Jackson does not focus on trashing Christians or the church. Her intent, instead, seems twofold: First, by being brutally honest about her own darker sides, she bravely provides a poignant model for Christians to confess their shortcomings and give God credit for being fully able to deal with our failures. Second, by challenging Christians to be the first to confess, she believes we offer to the world the “gift of going second.” People will know they are safe to be real with us when we have the courage to lead the way.

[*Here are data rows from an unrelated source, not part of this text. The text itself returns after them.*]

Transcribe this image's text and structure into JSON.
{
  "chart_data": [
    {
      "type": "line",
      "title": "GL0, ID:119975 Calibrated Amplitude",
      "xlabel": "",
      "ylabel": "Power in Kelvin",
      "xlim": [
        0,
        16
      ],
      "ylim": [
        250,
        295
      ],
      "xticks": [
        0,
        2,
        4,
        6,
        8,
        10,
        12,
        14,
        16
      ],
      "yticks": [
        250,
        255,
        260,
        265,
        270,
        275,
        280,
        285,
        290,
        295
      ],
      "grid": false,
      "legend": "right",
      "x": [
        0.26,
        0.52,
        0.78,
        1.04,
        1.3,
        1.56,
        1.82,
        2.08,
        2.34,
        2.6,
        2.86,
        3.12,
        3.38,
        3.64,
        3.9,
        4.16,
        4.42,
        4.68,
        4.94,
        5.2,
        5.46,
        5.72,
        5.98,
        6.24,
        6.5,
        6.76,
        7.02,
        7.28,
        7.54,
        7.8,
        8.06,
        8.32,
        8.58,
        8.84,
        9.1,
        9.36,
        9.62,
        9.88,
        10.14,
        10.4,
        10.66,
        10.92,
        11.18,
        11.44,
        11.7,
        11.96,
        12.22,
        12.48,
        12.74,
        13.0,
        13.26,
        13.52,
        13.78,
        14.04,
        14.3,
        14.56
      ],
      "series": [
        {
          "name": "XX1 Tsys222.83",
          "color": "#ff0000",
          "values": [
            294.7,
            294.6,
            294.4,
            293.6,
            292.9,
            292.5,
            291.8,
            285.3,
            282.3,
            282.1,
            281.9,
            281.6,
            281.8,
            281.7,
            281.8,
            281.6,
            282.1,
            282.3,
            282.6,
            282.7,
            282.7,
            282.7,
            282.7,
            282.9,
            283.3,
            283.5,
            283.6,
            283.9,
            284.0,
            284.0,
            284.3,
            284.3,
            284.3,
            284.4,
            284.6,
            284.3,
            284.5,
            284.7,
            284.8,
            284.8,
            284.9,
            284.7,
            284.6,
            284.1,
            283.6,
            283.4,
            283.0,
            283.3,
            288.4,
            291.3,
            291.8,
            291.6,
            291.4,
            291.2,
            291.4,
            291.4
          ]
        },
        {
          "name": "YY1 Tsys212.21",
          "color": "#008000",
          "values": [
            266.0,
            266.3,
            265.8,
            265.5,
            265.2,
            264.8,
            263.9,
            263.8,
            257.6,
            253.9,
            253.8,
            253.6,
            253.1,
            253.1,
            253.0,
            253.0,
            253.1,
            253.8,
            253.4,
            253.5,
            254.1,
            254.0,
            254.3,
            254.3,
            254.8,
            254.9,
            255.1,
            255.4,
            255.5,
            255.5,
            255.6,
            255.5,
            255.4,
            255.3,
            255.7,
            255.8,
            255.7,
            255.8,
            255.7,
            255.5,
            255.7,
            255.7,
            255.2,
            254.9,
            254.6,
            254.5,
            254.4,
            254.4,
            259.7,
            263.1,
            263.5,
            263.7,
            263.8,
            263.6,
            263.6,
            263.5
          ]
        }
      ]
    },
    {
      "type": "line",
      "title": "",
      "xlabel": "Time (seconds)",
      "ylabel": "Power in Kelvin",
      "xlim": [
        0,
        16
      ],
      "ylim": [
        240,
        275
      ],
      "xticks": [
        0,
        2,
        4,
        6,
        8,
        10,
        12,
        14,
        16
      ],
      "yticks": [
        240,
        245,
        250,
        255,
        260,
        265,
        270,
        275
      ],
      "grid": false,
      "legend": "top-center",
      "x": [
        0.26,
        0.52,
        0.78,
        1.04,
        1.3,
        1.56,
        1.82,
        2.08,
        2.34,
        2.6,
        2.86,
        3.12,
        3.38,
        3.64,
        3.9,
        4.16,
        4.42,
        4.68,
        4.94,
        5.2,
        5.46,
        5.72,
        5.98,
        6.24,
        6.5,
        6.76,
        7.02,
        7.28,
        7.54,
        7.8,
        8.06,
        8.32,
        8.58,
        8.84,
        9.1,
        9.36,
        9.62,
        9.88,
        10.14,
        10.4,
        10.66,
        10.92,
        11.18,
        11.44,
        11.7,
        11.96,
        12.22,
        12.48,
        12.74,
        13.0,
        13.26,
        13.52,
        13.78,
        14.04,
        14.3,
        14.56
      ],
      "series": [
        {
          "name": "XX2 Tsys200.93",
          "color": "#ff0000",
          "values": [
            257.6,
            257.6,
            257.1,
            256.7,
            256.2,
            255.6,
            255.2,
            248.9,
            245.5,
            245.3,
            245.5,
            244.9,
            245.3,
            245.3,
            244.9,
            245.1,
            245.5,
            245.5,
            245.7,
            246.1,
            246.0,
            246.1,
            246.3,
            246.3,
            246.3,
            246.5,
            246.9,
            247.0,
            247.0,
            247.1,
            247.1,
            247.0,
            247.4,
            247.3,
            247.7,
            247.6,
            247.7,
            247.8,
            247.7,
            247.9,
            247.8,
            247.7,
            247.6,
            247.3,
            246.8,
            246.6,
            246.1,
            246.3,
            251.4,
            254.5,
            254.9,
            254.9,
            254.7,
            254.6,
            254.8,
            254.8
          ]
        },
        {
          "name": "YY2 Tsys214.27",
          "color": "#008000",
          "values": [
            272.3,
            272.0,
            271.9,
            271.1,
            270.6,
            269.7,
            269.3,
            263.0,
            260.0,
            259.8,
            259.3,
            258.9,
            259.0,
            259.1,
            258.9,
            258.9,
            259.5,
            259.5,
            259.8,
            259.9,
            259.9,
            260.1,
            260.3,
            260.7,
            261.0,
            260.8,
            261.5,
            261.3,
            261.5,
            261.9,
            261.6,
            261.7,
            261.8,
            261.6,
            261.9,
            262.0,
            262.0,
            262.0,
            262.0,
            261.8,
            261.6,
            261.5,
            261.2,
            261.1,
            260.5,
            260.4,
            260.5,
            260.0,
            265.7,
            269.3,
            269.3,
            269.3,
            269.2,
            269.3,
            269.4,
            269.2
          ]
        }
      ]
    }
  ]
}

My only caution, as I read, is that sometimes we like to live—even wallow—in the muck of our confession. Confession itself can be sickeningly self-involved and inert. We have all fallen short in loving God or others. Only Jesus got those two things right. He loved God perfectly by loving us. And he loved us perfectly by taking the penalty for our failures, and then freely giving chance after chance to get it right by allowing him to live and love through us. What a gift! Confession should lead us to accept that gift and (the important part) move on to live in a way that reflects such inexplicable mercy. If we stop at confession and live there, we are as full of crap as when we began. We are just better at talking about it. When Jesus forgave a prostitute for a lifelong pattern of debauchery, his parting advice to her is surprisingly abrupt. It wasn’t about getting counseling, support, or new job skills. He simply said, “Your sins are forgiven. Go and sin no more.” And with that, he announced that the time for confession was over. The time for reflecting a life of God-filled grace had begun.